Goal: The objective of the course is to introduce large scale optimization algorithms that arise in modern data science and machine learning applications.

Course Topics: First order methods, accelerated methods, stochastic and online optimization, variance reduction methods, block methods (ADMM, BCD,…), conjugate gradient, Parallelization, Randomized linear algebra, Non-convex optimization, min-max problems and applications (GANs, Robust training, …)

Textbook: There is no required textbook for the class. All course materials will be presented in class or will be available online as notes. The following textbooks cover parts of the course materials and you may find them useful:

  • D. P. Bertsekas, Nonlinear Programming, Belmont: Athena scientific, 1999.

Slides and Lecture Notes

Course Plan:

  • Week 1: Optimization overview, examples in machine learning, large scale optimization, memory and CPU requirement, mathematical basics.
  • Week 2: Unconstrained optimization, necessary optimality conditions, smooth versus non-smooth optimization, sufficient optimality conditions, convex versus non-convex optimization
  • Week 3: Gradient methods (unconstrained), choices of direction, asymptotic convergence, Newton method
  • Week 4: Rate of convergence of gradient descent, first order oracle model, lower and upper bounds in the oracle model,
  • Week 5: Accelerated Nesterov, constrained optimization, optimality conditions
  • Week 6: KKT optimality conditions and Lagrange multipliers, projection and algorithms, examples in machine learning
  • Week 7: Exploiting multi-block structure of the problem, examples in machine learning, block coordinate descent methods, different block selection rules and convergence analysis
  • Week 8: Block successive upper-bound minimization and its convergence, midterm
  • Week 9: Alternating direction method of multipliers, non-smooth optimization and examples in machine learning
  • Week 10: Necessary and sufficient conditions in non-smooth optimization, successive upper-bound minimization, proximal operator, multi-block methods in non-smooth optimization
  • Week 11: Stochastic, online, incremental optimization, incremental gradient and its analysis
  • Week 12: Sample average approximation and stochastic approximation
  • Week 13: Parallelization: synchronous vs asynchronous, adversarial viewpoint and regret analysis
  • Week 14: Non-convexity and examples in machine learning: principal component analysis, deep learning, non-negative matrix factorization, local optimality results
  • Week 15: Hessian-vector product methods, min-max problems and generative adversarial networks.

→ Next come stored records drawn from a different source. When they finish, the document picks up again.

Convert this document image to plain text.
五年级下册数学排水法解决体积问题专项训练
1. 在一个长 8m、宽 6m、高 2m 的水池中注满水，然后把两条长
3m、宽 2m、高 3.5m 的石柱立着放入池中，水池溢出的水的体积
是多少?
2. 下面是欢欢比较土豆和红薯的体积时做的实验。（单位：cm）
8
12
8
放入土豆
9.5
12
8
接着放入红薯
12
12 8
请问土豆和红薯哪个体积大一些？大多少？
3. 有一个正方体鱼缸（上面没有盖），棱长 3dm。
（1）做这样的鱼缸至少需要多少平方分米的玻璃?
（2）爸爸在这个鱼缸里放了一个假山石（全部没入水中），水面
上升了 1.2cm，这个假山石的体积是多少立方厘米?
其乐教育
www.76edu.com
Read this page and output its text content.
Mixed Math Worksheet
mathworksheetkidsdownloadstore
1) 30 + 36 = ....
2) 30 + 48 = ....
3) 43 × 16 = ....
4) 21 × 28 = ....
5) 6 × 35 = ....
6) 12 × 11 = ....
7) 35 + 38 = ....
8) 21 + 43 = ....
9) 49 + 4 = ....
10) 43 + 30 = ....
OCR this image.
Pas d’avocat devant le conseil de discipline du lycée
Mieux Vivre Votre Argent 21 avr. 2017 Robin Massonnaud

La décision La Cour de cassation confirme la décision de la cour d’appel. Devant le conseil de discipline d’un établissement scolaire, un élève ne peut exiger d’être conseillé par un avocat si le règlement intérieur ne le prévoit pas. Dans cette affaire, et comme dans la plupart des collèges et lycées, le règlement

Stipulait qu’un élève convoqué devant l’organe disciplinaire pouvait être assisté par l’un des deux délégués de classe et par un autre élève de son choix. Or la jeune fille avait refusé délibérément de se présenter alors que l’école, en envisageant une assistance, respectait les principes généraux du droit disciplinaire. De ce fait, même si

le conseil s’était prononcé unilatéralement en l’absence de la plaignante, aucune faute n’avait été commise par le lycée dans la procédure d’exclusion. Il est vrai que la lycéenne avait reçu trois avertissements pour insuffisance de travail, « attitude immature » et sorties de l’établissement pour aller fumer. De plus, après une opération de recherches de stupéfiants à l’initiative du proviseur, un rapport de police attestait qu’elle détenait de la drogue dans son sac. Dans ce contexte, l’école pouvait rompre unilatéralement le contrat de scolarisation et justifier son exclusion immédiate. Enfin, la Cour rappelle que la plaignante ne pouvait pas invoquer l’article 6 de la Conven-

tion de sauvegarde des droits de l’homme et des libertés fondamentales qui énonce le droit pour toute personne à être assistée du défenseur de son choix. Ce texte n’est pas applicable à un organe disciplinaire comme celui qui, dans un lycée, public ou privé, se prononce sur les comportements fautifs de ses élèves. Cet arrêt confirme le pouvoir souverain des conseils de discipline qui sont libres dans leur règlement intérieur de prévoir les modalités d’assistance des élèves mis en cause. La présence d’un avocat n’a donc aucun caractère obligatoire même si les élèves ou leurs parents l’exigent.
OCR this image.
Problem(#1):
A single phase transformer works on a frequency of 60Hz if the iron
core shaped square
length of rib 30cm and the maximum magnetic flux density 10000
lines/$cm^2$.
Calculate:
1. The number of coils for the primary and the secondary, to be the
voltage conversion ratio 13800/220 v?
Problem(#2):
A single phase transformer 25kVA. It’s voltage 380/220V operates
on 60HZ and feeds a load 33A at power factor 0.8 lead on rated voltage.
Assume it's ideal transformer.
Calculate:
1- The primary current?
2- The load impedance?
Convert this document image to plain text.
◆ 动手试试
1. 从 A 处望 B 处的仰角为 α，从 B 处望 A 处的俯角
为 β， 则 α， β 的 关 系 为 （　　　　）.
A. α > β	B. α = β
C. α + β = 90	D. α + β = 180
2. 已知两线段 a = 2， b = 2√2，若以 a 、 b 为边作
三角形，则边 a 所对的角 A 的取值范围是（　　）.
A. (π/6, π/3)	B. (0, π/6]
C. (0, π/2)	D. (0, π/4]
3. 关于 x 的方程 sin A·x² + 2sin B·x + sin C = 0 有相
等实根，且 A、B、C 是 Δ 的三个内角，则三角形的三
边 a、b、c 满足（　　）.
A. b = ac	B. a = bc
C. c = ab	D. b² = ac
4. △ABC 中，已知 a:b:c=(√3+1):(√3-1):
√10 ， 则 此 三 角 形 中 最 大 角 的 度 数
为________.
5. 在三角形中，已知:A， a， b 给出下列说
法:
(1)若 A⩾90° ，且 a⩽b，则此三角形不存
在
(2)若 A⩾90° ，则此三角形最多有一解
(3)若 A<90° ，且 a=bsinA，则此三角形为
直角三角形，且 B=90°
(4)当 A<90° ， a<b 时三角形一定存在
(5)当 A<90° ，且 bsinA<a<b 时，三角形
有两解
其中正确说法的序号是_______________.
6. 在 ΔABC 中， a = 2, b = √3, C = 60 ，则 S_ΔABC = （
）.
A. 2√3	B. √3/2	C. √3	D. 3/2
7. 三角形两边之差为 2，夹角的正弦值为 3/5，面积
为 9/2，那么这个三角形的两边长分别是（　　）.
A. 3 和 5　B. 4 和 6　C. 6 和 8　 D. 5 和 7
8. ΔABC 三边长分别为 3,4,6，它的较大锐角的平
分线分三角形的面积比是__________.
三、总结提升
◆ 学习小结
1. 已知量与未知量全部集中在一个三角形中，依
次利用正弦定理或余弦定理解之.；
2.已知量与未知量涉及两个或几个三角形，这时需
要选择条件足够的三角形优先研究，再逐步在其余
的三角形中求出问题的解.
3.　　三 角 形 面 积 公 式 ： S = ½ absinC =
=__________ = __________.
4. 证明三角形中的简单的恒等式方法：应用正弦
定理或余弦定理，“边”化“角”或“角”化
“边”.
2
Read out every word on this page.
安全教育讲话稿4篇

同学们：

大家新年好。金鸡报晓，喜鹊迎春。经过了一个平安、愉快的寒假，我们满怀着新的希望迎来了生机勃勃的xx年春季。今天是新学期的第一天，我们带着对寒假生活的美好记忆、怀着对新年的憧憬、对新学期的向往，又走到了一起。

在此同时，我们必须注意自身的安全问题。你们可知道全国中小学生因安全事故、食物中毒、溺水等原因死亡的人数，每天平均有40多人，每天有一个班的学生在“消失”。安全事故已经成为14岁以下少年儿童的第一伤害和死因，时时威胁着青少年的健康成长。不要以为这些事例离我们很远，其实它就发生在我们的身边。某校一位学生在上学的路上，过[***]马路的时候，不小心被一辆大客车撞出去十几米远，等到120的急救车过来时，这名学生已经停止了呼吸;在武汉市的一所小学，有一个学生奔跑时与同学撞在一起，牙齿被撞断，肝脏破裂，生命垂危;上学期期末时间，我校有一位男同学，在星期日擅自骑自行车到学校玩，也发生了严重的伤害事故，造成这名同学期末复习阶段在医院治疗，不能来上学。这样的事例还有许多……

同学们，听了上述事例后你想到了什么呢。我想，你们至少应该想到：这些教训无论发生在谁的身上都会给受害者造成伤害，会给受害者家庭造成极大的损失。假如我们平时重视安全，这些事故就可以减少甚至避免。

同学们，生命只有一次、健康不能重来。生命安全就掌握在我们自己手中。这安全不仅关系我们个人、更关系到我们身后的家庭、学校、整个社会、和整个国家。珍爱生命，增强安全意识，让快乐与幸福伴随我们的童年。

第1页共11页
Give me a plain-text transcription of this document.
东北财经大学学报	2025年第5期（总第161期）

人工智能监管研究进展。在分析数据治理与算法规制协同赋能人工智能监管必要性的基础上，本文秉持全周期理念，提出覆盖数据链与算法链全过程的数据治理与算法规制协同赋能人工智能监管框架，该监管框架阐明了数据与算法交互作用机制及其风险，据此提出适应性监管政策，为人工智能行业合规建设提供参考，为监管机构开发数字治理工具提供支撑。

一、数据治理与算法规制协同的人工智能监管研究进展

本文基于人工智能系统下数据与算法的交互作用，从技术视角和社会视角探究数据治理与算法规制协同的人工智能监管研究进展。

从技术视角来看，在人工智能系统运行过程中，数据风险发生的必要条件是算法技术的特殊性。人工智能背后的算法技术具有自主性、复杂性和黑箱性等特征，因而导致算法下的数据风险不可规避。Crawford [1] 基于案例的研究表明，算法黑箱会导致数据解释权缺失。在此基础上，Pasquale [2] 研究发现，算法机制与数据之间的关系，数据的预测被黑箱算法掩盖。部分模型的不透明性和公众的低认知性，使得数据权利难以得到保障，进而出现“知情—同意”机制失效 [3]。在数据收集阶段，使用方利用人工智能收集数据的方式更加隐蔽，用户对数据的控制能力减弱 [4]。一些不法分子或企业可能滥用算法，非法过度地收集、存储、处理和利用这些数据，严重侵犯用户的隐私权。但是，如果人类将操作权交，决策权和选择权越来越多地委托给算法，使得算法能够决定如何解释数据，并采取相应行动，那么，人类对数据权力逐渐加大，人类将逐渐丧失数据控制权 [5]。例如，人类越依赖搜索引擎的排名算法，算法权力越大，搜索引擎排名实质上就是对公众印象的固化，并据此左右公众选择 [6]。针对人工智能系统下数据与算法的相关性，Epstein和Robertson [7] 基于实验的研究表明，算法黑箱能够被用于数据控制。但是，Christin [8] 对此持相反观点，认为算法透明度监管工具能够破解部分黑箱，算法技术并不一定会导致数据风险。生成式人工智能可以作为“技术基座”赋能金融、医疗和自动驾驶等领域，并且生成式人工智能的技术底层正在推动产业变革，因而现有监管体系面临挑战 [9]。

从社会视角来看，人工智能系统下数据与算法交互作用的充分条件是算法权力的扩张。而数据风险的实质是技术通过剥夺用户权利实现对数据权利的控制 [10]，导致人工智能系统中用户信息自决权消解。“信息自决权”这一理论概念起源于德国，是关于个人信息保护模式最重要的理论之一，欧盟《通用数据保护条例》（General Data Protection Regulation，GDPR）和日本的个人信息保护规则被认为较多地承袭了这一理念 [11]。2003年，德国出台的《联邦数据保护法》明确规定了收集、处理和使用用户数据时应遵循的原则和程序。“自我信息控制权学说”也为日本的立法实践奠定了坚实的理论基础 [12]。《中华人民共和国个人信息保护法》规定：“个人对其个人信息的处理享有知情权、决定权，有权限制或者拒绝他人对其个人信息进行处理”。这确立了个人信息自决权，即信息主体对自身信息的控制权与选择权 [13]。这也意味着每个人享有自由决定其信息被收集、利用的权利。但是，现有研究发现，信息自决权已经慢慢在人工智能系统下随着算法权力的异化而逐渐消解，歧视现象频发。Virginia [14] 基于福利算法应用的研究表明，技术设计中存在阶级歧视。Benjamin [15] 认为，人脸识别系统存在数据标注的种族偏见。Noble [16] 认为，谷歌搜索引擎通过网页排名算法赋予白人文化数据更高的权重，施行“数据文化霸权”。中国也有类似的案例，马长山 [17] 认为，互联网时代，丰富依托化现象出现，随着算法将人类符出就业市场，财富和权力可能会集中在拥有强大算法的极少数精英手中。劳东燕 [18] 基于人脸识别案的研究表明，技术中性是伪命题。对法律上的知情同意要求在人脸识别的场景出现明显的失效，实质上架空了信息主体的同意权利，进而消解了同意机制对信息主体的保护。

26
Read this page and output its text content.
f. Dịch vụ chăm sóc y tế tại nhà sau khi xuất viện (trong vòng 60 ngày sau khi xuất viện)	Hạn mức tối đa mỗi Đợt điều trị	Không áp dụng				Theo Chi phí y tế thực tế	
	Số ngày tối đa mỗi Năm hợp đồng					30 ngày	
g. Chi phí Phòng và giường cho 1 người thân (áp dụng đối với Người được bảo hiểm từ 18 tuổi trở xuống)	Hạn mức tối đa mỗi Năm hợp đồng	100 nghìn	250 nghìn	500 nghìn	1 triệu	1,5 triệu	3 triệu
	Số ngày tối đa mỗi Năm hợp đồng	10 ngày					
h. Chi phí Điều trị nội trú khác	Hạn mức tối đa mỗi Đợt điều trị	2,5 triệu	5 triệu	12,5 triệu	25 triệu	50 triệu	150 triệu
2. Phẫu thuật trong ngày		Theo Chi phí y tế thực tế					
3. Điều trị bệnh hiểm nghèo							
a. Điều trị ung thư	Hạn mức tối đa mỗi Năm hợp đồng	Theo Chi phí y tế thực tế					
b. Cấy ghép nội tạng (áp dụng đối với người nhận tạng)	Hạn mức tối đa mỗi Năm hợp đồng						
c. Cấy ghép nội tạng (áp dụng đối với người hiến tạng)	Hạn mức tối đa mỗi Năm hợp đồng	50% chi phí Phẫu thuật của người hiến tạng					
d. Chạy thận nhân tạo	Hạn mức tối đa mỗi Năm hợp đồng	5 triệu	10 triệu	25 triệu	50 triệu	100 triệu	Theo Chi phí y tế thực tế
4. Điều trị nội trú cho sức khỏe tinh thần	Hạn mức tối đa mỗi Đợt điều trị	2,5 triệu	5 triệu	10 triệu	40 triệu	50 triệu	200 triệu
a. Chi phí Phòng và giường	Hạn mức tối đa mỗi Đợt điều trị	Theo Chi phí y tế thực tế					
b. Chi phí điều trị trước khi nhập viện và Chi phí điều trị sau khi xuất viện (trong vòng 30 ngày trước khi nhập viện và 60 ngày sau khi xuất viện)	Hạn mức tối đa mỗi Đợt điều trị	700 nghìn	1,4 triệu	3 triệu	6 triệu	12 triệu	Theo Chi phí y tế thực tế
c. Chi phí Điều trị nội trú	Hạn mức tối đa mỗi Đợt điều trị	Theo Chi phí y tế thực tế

Course Requirement and Grading:

  • In-class midterm (30%)
  • Final exam (35%)
  • Homework assignments (Best 4 out of 6: 20%)
  • Participation (5%)
  • Scribing (10%)

Homework assignments:

  • All homework assignments are due by 4:30pm on the date indicated.
  • Homework assignments must be submitted via email to the TA with cc’ing the instructor. Only one pdf file should be submitted for each homework assignment. You can submit latex pdf files or scanned images which are converted to pdf format.
  • Late homework submissions are not accepted under any circumstances. Start your homework assignments early.
  • There will be six homework assignments. The two lowest scores will not be considered in your final grade.
  • You are encouraged to discuss homework assignments with other students. However, each student is required to submit his/her own personal work.

Scribing: In order to gain experience with technical writing, each student is required to scribe notes for two lectures. These notes will be revised by the instructor and will be posted on the course website. The scribed notes should be written in a way that they are completely understandable to a student who may have missed the class.